Kericuhan Tanah Abang Diduga Didalangi Preman
JAKARTA, KOMPAS — Penertiban pedagang kaki lima atau PKL di kawasan Tanah Abang, Jakarta Pusat, belum membuahkan hasil. Penertiban itu malah berujung pada kericuhan, dan diduga didalangi sekelompok preman.
Penertiban PKL dilaksanakan di area trotoar sepanjang Jalan Jatibaru Raya yang berada di bawah Jembatan Penyeberangan Multiguna (JPM). Di area itu juga terdapat Stasiun Tanah Abang yang cukup sibuk.
Kepala Ombudsman Jakarta Raya Teguh P Nugroho, Senin (21/1/2019) di Jakarta, menyampaikan, ada indikasi bahwa sejumlah PKL yang membandel dengan tetap berdagang di sepanjang trotoar di Jalan Jatibaru Raya itu dikoordinasi sekelompok preman.
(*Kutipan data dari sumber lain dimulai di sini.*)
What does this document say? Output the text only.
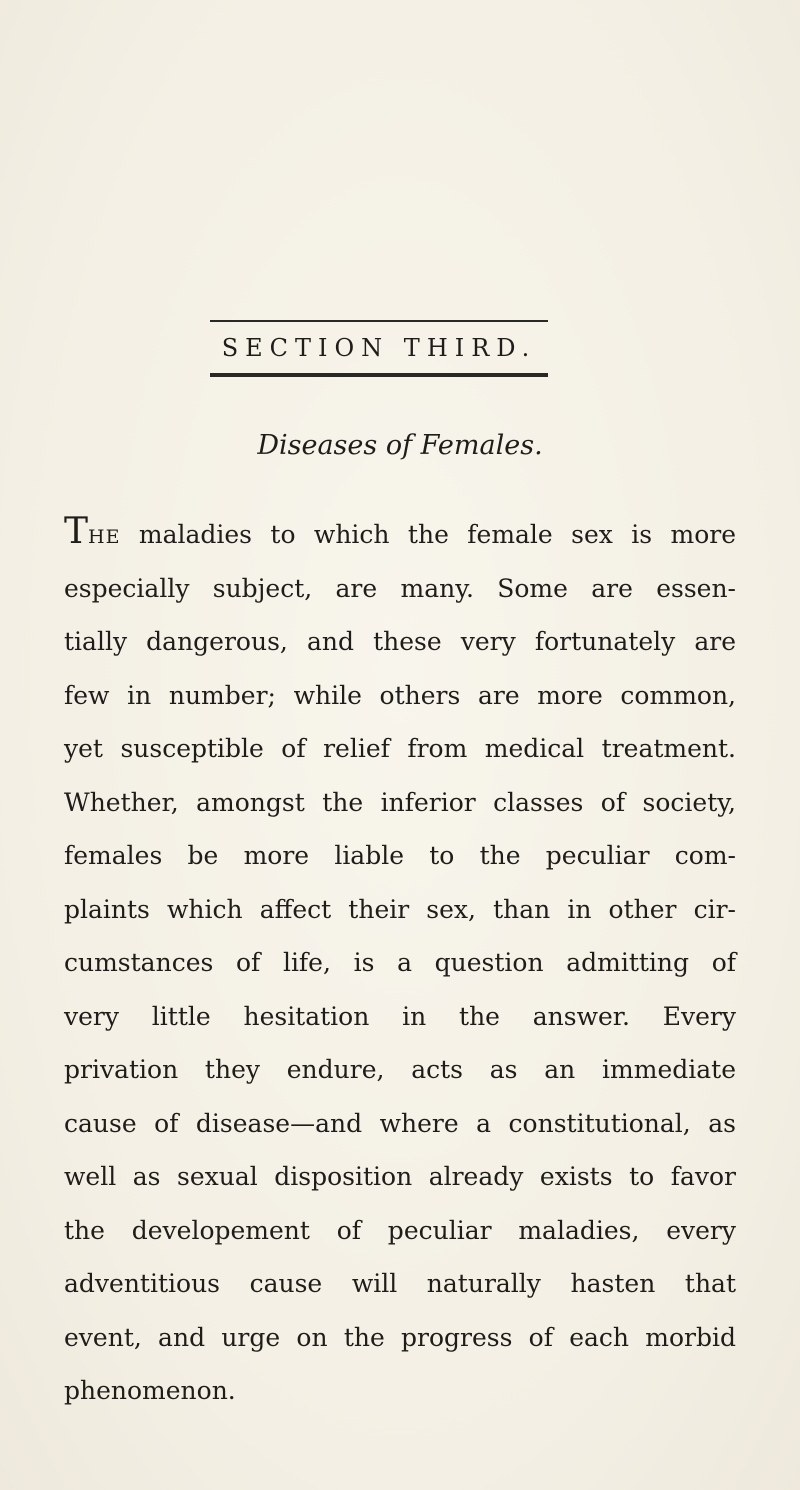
SECTION THIRD.
Diseases of Females.
THE maladies to which the female sex is more
especially subject, are many. Some are essen-
tially dangerous, and these very fortunately are
few in number; while others are more common,
yet susceptible of relief from medical treatment.
Whether, amongst the inferior classes of society,
females be more liable to the peculiar com-
plaints which affect their sex, than in other cir-
cumstances of life, is a question admitting of
very little hesitation in the answer. Every
privation they endure, acts as an immediate
cause of disease—and where a constitutional, as
well as sexual disposition already exists to favor
the developement of peculiar maladies, every
adventitious cause will naturally hasten that
event, and urge on the progress of each morbid
phenomenon.
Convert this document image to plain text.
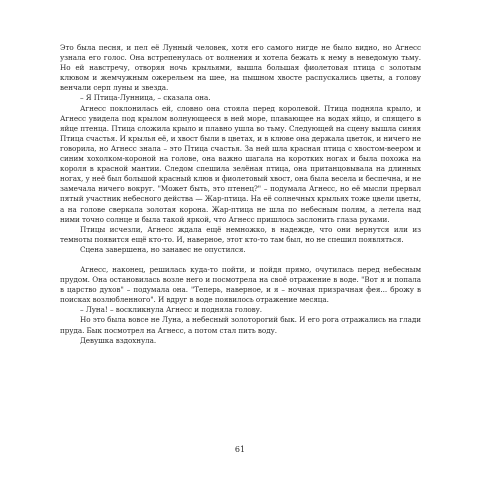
Это была песня, и пел её Лунный человек, хотя его самого нигде не было видно, но Агнесс узнала его голос. Она встрепенулась от волнения и хотела бежать к нему в неведомую тьму. Но ей навстречу, отворяя ночь крыльями, вышла большая фиолетовая птица с золотым клювом и жемчужным ожерельем на шее, на пышном хвосте распускались цветы, а голову венчали серп луны и звезда.

– Я Птица-Лунница, – сказала она.

Агнесс поклонилась ей, словно она стояла перед королевой. Птица подняла крыло, и Агнесс увидела под крылом волнующееся в ней море, плавающее на водах яйцо, и спящего в яйце птенца. Птица сложила крыло и плавно ушла во тьму. Следующей на сцену вышла синяя Птица счастья. И крылья её, и хвост были в цветах, и в клюве она держала цветок, и ничего не говорила, но Агнесс знала – это Птица счастья. За ней шла красная птица с хвостом-веером и синим хохолком-короной на голове, она важно шагала на коротких ногах и была похожа на короля в красной мантии. Следом спешила зелёная птица, она пританцовывала на длинных ногах, у неё был большой красный клюв и фиолетовый хвост, она была весела и беспечна, и не замечала ничего вокруг. "Может быть, это птенец?" – подумала Агнесс, но её мысли прервал пятый участник небесного действа — Жар-птица. На её солнечных крыльях тоже цвели цветы, а на голове сверкала золотая корона. Жар-птица не шла по небесным полям, а летела над ними точно солнце и была такой яркой, что Агнесс пришлось заслонить глаза руками.

Птицы исчезли, Агнесс ждала ещё немножко, в надежде, что они вернутся или из темноты появится ещё кто-то. И, наверное, этот кто-то там был, но не спешил появляться.

Сцена завершена, но занавес не опустился.

Агнесс, наконец, решилась куда-то пойти, и пойдя прямо, очутилась перед небесным прудом. Она остановилась возле него и посмотрела на своё отражение в воде. "Вот я и попала в царство духов" – подумала она. "Теперь, наверное, и я – ночная призрачная фея... брожу в поисках возлюбленного". И вдруг в воде появилось отражение месяца.

– Луна! – воскликнула Агнесс и подняла голову.

Но это была вовсе не Луна, а небесный золоторогий бык. И его рога отражались на глади пруда. Бык посмотрел на Агнесс, а потом стал пить воду.

Девушка вздохнула.

61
Berdasarkan temuan Ombudsman, menurut Teguh, setiap PKL itu dimintai bayaran oleh sekelompok preman sebesar Rp 30.000 sampai Rp 50.000 per hari. Kelompok preman itu pun dilindungi organisasi masyarakat yang ada di kawasan Tanah Abang.
”Kami menilai sejumlah PKL itu dikoordinasi preman sehingga mereka pun merasa berani berjualan di trotoar. Apalagi, mereka (PKL) juga sudah membayarkan sejumlah uang kepada preman sehingga merasa aman berjualan di sana,” kata Teguh.
Berdasarkan temuan Ombudsman, menurut Teguh, mayoritas pedagang yang berjualan di trotoar tersebut merupakan PKL baru. Dia menduga kedatangan PKL baru itu merupakan buah kekecewaan preman karena pendapatannya berkurang sejak penertiban dilaksanakan Pemerintah Provinsi DKI Jakarta.
Turunnya penghasilan preman itu, menurut Teguh, disebabkan kepindahan sekitar 500 PKL dari trotoar Jalan Jatibaru Raya ke Jembatan Penyeberangan Multiguna dan Pasar Tanah Abang blok A. Sebelum kepindahan itu, setidaknya ada 650 pedagang menempati trotoar di Jalan Jatibaru Raya.
Teguh menambahkan, rata-rata uang yang diminta preman kepada PKL Rp 30.000-Rp 50.000 per hari. Preman-preman itu pun dilindungi organisasi masyarakat yang ada di kawasan Tanah Abang.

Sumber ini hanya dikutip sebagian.